PhilipG, there was an engineering shop in this area in the fifties, maybe they had something to do with that.

Comment by: Mick LD on 11th December 2019 at 10:08

Seen similar hooks used on old shops to support/suspend a horizontal iron bar, from which goods for sale (often butchers' meat or game) could be hung on hooks.
Long before health and safety of course.
A shop on Church Street Ormskirk, still has such an arrangement outside.

Comment by: irene roberts on 11th December 2019 at 10:25

Didn't Tom Whalley's pet-shop used to be in The Wiend before it went to Stairgate, off Millgate? I seem to recall a parrot in a cage outside the shop.

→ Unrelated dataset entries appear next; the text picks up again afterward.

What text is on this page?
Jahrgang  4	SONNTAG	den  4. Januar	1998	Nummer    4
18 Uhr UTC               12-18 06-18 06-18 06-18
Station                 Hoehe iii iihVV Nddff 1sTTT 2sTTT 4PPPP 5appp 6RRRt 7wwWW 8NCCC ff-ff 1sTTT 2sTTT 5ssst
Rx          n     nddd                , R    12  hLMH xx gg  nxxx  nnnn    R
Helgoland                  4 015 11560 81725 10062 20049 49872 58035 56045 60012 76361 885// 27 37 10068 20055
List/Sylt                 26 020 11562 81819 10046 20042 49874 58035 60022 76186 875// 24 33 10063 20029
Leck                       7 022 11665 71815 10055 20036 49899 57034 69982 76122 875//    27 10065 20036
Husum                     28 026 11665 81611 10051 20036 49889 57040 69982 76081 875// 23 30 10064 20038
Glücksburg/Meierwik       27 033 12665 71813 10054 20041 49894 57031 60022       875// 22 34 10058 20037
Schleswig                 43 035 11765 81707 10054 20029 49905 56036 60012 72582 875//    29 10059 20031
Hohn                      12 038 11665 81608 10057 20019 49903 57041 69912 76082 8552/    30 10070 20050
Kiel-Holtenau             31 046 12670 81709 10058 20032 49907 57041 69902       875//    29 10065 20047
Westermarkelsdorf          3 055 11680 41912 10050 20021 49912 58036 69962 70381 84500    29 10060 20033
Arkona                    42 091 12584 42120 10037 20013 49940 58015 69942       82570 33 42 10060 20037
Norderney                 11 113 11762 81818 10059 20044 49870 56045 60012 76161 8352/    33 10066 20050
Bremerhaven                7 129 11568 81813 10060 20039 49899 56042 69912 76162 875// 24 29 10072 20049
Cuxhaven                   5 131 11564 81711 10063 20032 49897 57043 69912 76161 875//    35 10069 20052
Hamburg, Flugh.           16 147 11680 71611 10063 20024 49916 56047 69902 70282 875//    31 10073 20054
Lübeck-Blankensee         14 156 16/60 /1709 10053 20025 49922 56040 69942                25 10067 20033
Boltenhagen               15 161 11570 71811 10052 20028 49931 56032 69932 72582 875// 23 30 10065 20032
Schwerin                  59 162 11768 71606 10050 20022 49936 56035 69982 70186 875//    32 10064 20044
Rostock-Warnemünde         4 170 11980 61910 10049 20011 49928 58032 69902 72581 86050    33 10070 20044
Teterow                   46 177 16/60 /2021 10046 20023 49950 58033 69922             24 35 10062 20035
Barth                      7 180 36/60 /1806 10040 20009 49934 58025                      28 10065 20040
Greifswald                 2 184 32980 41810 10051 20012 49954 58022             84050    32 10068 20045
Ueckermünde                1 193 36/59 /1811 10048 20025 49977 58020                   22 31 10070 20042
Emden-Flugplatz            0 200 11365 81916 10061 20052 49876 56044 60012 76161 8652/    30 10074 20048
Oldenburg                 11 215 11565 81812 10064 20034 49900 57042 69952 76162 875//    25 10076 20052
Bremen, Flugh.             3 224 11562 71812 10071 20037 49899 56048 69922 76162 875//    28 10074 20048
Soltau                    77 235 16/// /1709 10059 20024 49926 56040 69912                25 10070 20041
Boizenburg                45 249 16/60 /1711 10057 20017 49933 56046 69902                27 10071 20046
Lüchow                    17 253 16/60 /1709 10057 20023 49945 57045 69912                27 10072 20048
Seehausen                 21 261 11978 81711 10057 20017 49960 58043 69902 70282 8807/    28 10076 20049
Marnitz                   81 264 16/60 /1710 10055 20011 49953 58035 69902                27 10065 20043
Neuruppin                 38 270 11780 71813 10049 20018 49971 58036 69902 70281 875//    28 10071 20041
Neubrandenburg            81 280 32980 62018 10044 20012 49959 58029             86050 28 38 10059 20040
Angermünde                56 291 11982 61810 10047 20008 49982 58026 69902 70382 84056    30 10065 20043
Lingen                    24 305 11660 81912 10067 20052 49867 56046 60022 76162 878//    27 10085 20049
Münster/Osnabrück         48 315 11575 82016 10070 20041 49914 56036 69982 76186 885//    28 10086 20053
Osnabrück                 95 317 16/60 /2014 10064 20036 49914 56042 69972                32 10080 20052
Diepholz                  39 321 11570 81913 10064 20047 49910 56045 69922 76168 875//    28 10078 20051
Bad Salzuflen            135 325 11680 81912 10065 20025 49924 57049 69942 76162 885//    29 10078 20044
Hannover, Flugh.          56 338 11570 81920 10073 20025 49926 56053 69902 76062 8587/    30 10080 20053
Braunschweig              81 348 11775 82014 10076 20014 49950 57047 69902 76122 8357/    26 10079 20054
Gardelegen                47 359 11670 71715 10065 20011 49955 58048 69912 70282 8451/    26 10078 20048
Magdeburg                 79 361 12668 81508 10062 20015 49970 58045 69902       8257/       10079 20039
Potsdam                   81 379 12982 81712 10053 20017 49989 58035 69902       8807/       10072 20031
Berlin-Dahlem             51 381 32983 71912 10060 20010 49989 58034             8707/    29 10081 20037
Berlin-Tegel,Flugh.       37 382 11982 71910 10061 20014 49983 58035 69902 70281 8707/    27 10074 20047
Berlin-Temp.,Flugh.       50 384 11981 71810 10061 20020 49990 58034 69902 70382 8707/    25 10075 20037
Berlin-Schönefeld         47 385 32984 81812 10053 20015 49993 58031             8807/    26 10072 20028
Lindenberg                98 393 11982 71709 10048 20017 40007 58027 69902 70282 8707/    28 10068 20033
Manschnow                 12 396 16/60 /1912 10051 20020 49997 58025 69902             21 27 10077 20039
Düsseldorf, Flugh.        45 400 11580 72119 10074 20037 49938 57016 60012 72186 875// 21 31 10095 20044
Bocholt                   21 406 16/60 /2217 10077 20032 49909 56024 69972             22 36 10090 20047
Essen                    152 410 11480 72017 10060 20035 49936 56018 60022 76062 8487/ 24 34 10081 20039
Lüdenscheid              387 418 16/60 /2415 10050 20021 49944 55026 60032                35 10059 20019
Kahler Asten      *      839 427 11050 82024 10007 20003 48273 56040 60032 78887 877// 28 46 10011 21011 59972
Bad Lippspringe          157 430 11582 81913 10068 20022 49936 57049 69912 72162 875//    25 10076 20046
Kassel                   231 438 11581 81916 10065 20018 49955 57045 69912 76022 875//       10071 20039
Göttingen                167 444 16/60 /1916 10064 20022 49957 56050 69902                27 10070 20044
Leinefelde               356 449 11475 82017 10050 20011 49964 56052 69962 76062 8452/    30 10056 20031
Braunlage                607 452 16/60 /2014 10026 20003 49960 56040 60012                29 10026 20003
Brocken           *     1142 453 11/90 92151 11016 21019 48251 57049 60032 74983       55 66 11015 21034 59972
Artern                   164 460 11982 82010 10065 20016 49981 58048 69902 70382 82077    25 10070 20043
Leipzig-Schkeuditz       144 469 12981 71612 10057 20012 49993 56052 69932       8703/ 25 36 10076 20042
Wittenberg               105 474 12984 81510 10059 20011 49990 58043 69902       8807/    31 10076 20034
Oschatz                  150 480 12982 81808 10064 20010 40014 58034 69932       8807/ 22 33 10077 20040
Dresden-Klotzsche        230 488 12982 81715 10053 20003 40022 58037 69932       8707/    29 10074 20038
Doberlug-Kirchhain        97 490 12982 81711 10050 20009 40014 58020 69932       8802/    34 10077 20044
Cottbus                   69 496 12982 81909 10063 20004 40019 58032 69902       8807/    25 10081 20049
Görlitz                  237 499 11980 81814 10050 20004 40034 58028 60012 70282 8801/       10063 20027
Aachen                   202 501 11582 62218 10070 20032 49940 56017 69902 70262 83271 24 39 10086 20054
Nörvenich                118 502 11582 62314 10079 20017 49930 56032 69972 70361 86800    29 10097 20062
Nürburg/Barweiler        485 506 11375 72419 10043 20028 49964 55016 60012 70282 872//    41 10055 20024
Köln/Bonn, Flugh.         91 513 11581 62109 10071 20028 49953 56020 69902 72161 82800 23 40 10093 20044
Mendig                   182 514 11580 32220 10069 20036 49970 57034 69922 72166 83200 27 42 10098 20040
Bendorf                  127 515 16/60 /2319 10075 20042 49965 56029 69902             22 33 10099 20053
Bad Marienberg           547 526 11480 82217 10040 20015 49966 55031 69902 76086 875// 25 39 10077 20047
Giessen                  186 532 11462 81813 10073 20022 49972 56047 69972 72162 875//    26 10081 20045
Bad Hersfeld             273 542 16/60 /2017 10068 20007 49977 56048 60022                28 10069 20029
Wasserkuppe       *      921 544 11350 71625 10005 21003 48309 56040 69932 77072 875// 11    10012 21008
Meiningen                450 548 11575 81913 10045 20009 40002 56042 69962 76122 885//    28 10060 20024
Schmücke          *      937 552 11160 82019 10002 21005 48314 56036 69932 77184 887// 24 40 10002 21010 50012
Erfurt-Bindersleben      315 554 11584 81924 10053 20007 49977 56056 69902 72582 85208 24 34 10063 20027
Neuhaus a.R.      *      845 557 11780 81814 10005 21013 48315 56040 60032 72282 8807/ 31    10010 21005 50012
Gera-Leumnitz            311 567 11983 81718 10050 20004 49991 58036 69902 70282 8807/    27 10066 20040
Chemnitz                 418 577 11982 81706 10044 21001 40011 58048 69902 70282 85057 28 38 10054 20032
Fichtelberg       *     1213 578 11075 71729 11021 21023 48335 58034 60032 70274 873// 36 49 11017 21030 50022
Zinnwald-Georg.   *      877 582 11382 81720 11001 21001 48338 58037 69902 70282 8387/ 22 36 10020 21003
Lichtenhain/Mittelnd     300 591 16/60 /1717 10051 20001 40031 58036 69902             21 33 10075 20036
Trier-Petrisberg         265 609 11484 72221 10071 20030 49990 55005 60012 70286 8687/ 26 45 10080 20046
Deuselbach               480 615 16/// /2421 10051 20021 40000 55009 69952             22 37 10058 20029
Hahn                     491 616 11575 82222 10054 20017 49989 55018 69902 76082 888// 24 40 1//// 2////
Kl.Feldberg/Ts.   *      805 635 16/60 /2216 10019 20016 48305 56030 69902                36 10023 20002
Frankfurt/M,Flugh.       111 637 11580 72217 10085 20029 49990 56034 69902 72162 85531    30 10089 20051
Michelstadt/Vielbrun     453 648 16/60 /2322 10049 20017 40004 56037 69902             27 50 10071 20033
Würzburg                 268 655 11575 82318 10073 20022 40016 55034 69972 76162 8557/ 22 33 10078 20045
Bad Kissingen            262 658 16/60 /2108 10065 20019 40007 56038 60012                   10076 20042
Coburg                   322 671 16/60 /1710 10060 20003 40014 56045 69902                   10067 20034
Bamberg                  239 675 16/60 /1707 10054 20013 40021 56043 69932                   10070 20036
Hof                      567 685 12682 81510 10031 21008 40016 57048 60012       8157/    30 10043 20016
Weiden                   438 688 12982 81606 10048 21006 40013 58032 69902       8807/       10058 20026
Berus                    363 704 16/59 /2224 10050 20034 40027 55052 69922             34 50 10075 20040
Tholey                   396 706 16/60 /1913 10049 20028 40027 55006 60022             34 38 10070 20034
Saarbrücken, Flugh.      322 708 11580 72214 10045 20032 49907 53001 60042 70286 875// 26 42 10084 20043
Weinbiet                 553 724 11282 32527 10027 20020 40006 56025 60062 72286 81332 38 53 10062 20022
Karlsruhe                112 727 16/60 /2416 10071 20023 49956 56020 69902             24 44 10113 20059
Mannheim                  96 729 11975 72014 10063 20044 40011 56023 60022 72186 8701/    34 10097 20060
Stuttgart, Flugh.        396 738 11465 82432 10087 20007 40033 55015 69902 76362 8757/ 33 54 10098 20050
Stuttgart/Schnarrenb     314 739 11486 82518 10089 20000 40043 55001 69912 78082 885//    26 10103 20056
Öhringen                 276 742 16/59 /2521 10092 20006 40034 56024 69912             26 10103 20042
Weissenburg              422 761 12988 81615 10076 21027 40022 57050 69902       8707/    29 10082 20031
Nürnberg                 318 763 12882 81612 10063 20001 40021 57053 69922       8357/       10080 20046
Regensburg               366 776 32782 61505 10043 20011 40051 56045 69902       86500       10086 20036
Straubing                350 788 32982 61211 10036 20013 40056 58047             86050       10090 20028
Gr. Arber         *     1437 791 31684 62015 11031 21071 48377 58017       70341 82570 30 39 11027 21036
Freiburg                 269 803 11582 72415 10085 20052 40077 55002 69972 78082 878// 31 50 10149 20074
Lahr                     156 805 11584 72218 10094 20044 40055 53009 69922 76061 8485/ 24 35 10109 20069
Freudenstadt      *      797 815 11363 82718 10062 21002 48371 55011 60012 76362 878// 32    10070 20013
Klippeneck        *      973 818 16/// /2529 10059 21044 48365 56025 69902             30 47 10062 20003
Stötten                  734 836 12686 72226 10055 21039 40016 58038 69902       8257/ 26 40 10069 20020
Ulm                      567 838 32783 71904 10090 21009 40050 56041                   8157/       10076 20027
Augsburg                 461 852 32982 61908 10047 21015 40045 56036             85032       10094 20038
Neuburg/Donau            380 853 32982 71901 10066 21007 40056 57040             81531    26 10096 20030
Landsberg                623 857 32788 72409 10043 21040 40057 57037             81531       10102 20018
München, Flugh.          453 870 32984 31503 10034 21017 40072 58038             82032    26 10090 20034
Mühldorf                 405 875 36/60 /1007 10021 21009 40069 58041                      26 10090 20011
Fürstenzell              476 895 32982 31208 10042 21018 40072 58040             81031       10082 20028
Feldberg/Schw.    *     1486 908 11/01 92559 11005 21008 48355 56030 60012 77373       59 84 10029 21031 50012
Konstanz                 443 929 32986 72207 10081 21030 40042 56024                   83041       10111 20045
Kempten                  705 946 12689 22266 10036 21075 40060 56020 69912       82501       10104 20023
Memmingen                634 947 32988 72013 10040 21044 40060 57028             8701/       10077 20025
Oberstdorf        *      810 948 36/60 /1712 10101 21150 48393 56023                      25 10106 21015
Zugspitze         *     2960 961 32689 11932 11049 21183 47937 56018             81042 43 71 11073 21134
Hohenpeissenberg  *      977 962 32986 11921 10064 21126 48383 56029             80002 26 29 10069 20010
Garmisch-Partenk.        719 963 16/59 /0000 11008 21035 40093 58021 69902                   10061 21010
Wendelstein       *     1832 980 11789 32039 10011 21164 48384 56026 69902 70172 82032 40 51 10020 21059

Comment by: Philip G. on 11th December 2019 at 15:15

Abel (Fabulous name!).
Thanks for your effort, . . . I can imagine a steel-rimmed wheel hung high on both of those hooks. But what about the further possibility of Mick's meat and game being hung high on them; Joint-favouritism with 'A shortened blind', for me, until their true purpose has been found. Mick also mentions Ormskirk's over-head 'cold meat rack', to which I'd like to add that of Burchall's, in St Helens.
Irene,
I remember going into Whalley's 'Millgate shop during the seventies and being told that mynah birds were £100 each - How much are they now, I wonder. And hadn't Whalley's shop suffered serious fire damage at some time, in the past, or am I mistaken. I also find this thread as being a bit of rum do, as one or two of its points remind me of Cpl. Jones's tale of The Battle of Omdurman, in the British Restaurant, and how it had soon put an end to the rest of the platoon's meal.
However, the Reverend's mention of 'a canal boat for people with disabilities' is very much settling.

Comment by: Ian on 12th December 2019 at 08:27

I remember a paint shop there in the early 1980's by the name of Harridges. They used to make their own paint and sell it in cans with a no frills basic paper label attatched to it with their name on it. It was good stuff too. Just as good as the main named brands and a lot cheaper.

Comment by: Barrie on 12th December 2019 at 12:21

Philip G- Mynah birds are no longer imported into the UK since (I think) the late 80's by law. In the mid 70's my Father-in-law was given a Mynah bird for one of his Birthdays by the family. It was a very intelligent bird and a good mimic. It was a male and named Henry. I think my Sister-in law & Brother-in-law got in from a specialist pet importer in Liverpool.Can't remember how much we paid for it now neither can my wife. For the life of me, I don't remember the Wiend Wigan.

Comment by: Philip G. on 12th December 2019 at 16:21

Thanks for that, Barrie. And I think there'd been a knowing-hand in choosing such a gift.

Comment by: DTease on 12th December 2019 at 20:06

I seem to remember some years ago the (then) landlord of the Crown Hotel, New Springs kept a Mynah bird in the bar. My word! the language that the locals taught that bird was enough to make the devil blush!

Comment by: Imaureen on 16th December 2019 at 16:07

Some years ago,one of our near had a mynah bird..every time a female walked up or down the road he would wolf whistle..and they would start to fix their har thinking of course that I was a man whistling at them,and if my young uns knocked on the front door it would shout " Debbie you're wanted" at the top of his voice which sounded just like .Debbies Mum.

Comment by: Bernard Dowdall on 21st December 2019 at 00:54

I worked in the Wiend in the 60's for Joe Kennedy, the bookmaket.Our office was above Stylo shoe shop and Mdame Blackshaws hairdressers.The white buildings on right date back to Civil war when Lord Derby's men hid before the battle of Wigan Lane.

Comment by: Philip G. on 21st December 2019 at 22:18

Nice post Bernard. You might also enjoy looking at DTease's 'Item 30634'. And there's also Items 26683 and 30615.